Many worlds around HD 10180
An artist's impression of the many worlds orbiting the Sunlike star HD 10180.
Nestled in the Chilean Andes at altitude of 7,900 feet (2,400 m), the European Southern Observatory's 3.6-m reflector at La Silla is neither the highest nor the largest telescope in the region. Far from it. However, coupled with the incredible HARPS spectrograph, this telescope is cranking out discoveries of extrasolar planets faster than any other observatory on Earth.
Today, at a gathering of planet-hunting astronomers in France, Christophe Lovis (Geneva Observatory) announced that his team has identified a solar system packed with planets — five for sure, and probably seven — using the La Silla facility. It's the most populous exoplanet system known.
The central star is HD 10180, a type G dwarf situated 137 light-years away in the southern constellation Hydrus. It's one of 400 nearby Sunlike stars that astronomers have been monitoring from La Silla for years. HARPS can't see these worlds directly; instead it detects minuscule Doppler shifts in the stars' light, caused by back-and-forth wobbles in their motion that, over time, reveal the presence of planets circling around them. In the case of HD 10180, the telescope amassed 190 nights of observations over six years.
You could make a case that spotting alien planets has gotten a little ho-hum — after all, the total count (including those orbiting the Sun) now tops 500, and 15 systems involve at least three planets.

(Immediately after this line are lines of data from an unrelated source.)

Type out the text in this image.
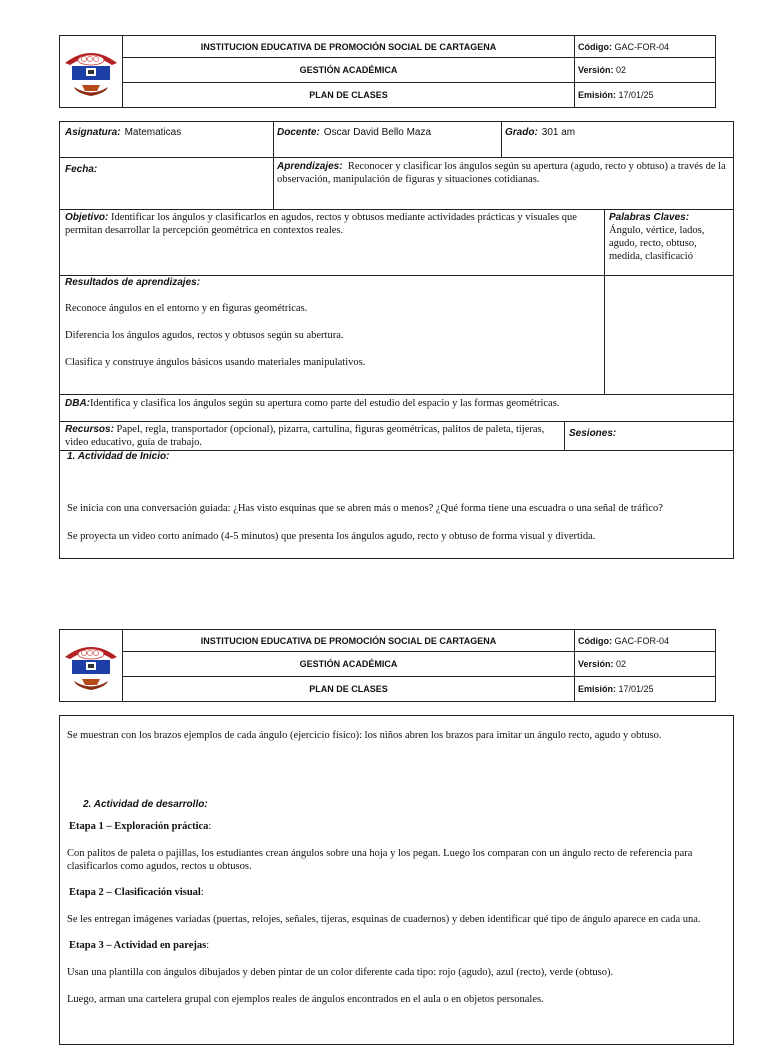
	INSTITUCION EDUCATIVA DE PROMOCIÓN SOCIAL DE CARTAGENA	Código: GAC-FOR-04
	GESTIÓN ACADÉMICA	Versión: 02
	PLAN DE CLASES	Emisión: 17/01/25
Asignatura: Matematicas	Docente: Oscar David Bello Maza	Grado: 301 am
Fecha:	Aprendizajes: Reconocer y clasificar los ángulos según su apertura (agudo, recto y obtuso) a través de la observación, manipulación de figuras y situaciones cotidianas.
Objetivo: Identificar los ángulos y clasificarlos en agudos, rectos y obtusos mediante actividades prácticas y visuales que permitan desarrollar la percepción geométrica en contextos reales.
Palabras Claves:
Ángulo, vértice, lados, agudo, recto, obtuso, medida, clasificació
Resultados de aprendizajes:

Reconoce ángulos en el entorno y en figuras geométricas.

Diferencia los ángulos agudos, rectos y obtusos según su abertura.

Clasifica y construye ángulos básicos usando materiales manipulativos.

DBA:Identifica y clasifica los ángulos según su apertura como parte del estudio del espacio y las formas geométricas.
Recursos: Papel, regla, transportador (opcional), pizarra, cartulina, figuras geométricas, palitos de paleta, tijeras, video educativo, guía de trabajo.
Sesiones:
1. Actividad de Inicio:

Se inicia con una conversación guiada: ¿Has visto esquinas que se abren más o menos? ¿Qué forma tiene una escuadra o una señal de tráfico?

Se proyecta un video corto animado (4-5 minutos) que presenta los ángulos agudo, recto y obtuso de forma visual y divertida.

	INSTITUCION EDUCATIVA DE PROMOCIÓN SOCIAL DE CARTAGENA	Código: GAC-FOR-04
	GESTIÓN ACADÉMICA	Versión: 02
	PLAN DE CLASES	Emisión: 17/01/25

Se muestran con los brazos ejemplos de cada ángulo (ejercicio físico): los niños abren los brazos para imitar un ángulo recto, agudo y obtuso.

2. Actividad de desarrollo:

Etapa 1 – Exploración práctica:

Con palitos de paleta o pajillas, los estudiantes crean ángulos sobre una hoja y los pegan. Luego los comparan con un ángulo recto de referencia para clasificarlos como agudos, rectos u obtusos.

Etapa 2 – Clasificación visual:

Se les entregan imágenes variadas (puertas, relojes, señales, tijeras, esquinas de cuadernos) y deben identificar qué tipo de ángulo aparece en cada una.

Etapa 3 – Actividad en parejas:

Usan una plantilla con ángulos dibujados y deben pintar de un color diferente cada tipo: rojo (agudo), azul (recto), verde (obtuso).

Luego, arman una cartelera grupal con ejemplos reales de ángulos encontrados en el aula o en objetos personales.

But HD 10180 definitely raises the bar. Its five sure-things, dubbed C, D, E, F, and G, have Neptune-class masses 13 to 25 times that of Earth. But all five are quite close to the star, in orbits that range from 0.06 to 1.4 astronomical units (5½ to 130 million miles out). So much mass packed so close together is bound to incite gravitational tussles among them, and future observations will follow the long-term evolution of the system.
Solar systems compared
A comparison of our solar system with that of HD 10180 and other stars encircled by at least three planets. Black lines indicate the range of distance due to eccentric orbits.
But wait — there's more! Lovis and his team are fairly certain there's a sixth planet, H, with at least 65 Earth masses (making it Saturn-ish) and orbiting 3.4 a.u. from the star. There's also strong evidence for a seventh sibling, B, zipping just 0.02 a.u (2 million miles) from the star. Although not yet confirmed, this innermost planet might be very close to Earth in mass. It causes a wobble in HD 10180 only about 2 miles (3 km) per hour — "slower than walking speed," notes team member Damien Ségransan — and is thus very hard to measure.
For all the details, read the team's article in the current issue of Astronomy & Astrophysics. At upper right is Figure 13, a concise comparison of solar systems with three or more planets (one is missing, however: the four-member set circling pulsar PSR 1257+12).
Now that we know of a system as crowded with planets as our own, isn't it about time we starting finding some that resemble Earth? That bar-raising exoplanet discovery may not be long in coming — NASA's Kepler spacecraft is looking for them right now.